Videoconferencing is advertised as a tool to reduce travel expenses, but for the CEO of one of the biggest companies in the business, apparently that wasn't enough.
Polycom President and CEO Andrew Miller has resigned after the audit committee of the company's board found irregularities in his expense-report submissions. He quit Friday, and Polycom announced his departure in its second-quarter earnings announcement Tuesday. Kevin Parker, a managing principal at Bridge Growth Partners and a Polycom board member since 2005, has been named interim CEO.
Miller took responsibility for the expense-report irregularities, which didn't involve any other employees, Polycom said. They weren't big enough to have a material impact on the company's current or previous financial results, according to the company. It gave no other details about the reports. Miller also gave up his seat on Polycom's board.

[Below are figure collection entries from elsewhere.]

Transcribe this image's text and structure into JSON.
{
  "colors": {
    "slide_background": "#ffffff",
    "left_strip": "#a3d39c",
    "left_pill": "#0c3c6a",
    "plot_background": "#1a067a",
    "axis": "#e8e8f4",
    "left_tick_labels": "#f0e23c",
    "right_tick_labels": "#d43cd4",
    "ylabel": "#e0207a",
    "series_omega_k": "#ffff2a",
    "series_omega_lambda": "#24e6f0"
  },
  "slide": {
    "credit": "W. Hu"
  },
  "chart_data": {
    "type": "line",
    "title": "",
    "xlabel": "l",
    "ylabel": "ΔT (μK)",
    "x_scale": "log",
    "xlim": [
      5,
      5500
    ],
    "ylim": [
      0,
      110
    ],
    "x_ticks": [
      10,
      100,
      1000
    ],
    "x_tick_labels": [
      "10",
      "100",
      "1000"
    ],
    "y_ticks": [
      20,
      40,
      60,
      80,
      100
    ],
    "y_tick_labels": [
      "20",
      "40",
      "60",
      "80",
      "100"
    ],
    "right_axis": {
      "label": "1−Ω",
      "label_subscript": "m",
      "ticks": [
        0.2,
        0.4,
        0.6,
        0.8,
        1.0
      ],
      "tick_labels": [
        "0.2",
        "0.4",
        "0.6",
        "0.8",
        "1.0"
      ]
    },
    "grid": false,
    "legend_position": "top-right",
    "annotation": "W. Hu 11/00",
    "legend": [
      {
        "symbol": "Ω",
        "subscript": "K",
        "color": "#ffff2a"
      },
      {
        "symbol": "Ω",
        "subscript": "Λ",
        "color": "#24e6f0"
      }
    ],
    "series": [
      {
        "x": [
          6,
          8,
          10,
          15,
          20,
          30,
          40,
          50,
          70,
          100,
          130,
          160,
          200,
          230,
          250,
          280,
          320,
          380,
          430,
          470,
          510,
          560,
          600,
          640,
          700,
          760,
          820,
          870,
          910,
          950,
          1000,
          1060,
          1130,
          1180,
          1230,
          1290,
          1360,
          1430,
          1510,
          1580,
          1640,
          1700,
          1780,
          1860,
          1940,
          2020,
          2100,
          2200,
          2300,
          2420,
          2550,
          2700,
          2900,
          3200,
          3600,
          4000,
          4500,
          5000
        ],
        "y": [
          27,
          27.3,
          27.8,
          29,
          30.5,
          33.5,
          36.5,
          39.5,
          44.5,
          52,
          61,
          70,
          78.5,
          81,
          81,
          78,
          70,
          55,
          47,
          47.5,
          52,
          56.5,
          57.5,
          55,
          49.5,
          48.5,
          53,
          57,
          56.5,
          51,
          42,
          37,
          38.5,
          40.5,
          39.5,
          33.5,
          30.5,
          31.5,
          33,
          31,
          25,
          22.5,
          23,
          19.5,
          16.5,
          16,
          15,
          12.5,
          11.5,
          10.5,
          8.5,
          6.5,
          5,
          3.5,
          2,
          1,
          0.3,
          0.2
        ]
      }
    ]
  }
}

Miller joined the company in 2009 as executive vice president of global field operations and became CEO in 2010. Previously, he had been global president of IPC Information Systems, a financial trading communications company, and CEO of the Norwegian video system maker Tandberg, which has since been acquired by Cisco Systems.
"Andy Miller's resignation under these circumstances was disappointing and should not be viewed as a reflection of the financial integrity of the company, the strength of our team or our plans for the future," Interim CEO Parker said in a written statement in the financial press release.
Polycom's revenue in the second quarter ended June 30 fell almost 4 percent from a year earlier, to US$345.2 million, while net income fell to $5.3 million from $6.3 million.